Michael Broers' biography draws on the thoughts of Napoleon himself as his incomparable life unfolded. It reveals a man of intense emotion, but also of iron self-discipline; of acute intelligence and immeasurable energy. Tracing his life from its dangerous Corsican roots, through his rejection of his early identity, and the dangerous military encounters of his early career, it tells the story of the sheer determination, ruthlessness and careful calculation that won him the precarious mastery of Europe by 1807. After the epic battles of Austerlitz, Jena and Friedland, France was the dominant land power on the continent.
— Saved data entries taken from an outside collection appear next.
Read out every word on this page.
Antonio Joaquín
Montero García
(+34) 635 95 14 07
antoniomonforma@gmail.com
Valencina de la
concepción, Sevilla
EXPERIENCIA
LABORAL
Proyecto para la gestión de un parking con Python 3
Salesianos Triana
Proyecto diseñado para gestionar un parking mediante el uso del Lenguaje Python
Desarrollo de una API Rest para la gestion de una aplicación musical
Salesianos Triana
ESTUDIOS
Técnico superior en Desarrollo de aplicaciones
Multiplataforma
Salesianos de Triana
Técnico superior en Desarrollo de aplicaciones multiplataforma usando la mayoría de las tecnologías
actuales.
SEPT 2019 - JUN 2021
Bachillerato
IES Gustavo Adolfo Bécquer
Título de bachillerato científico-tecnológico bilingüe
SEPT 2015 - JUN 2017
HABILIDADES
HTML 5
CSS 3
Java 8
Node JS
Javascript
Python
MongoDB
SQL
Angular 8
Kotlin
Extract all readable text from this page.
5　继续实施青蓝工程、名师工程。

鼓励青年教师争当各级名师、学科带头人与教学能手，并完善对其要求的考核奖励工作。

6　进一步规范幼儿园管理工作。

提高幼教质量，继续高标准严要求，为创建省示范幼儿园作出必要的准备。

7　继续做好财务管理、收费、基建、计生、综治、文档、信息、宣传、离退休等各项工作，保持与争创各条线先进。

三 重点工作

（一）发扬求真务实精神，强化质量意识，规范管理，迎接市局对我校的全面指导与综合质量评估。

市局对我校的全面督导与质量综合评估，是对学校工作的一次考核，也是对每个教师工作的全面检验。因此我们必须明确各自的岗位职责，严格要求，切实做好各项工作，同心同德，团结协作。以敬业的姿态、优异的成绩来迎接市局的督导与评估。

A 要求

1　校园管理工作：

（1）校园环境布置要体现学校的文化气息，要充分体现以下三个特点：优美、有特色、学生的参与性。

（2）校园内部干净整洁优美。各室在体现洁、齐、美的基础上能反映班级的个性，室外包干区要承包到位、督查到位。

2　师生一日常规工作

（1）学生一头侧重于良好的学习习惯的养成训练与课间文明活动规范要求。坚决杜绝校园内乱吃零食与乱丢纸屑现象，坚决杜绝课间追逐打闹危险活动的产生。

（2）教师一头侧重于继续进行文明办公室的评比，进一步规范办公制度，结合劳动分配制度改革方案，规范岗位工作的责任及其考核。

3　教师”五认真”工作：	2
Here is the first life in which Napoleon speaks in his own voice, but not always as he wanted the world to hear him.
PUBLISHERS WEEKLY
Relying heavily on a newly released body of Napoleon Bonaparte's personal correspondence, Oxford historian Broers (Napoleon's Other War) brings Napoleon to the brink of mastery of Europe in this first of two projected volumes. Recognizing the "cynical and manipulative" elements of his subject's character, Broers also emphasizes Napoleon's "positive, optimistic mind." A visionary with his feet on the ground, Napoleon absorbed and synthesized the era's vibrant intellectual trends and translated them into systems. War, administration, justice, education all still bear Napoleon's stamp. He navigated the Revolution's turbulent waters, becoming a general in the process. It was in Italy, however, that Napoleon first demonstrated the "verve and genius" that in these years informed his military, diplomatic, and political judgment. Broers remarks that Napoleon "lost his way" in Egypt, but recovered his equilibrium in the 1799 coup of 18 Brumaire, consolidating his position with iron self-discipline until the constitution of the year 10 (1802) opened the way for the administrative reforms that established the parameters of empire. The major unresolved issue remained: a conflict with Britain, which Broers aptly dubs "a dialogue of the deaf," wherein each party saw the other as fundamentally committed to expansion and exploitation. That perspective underwrote the creation of the Grande Arm e. Broer calls this motivated by "the realpolitik of survival," a point he'll have to prove in his next volume.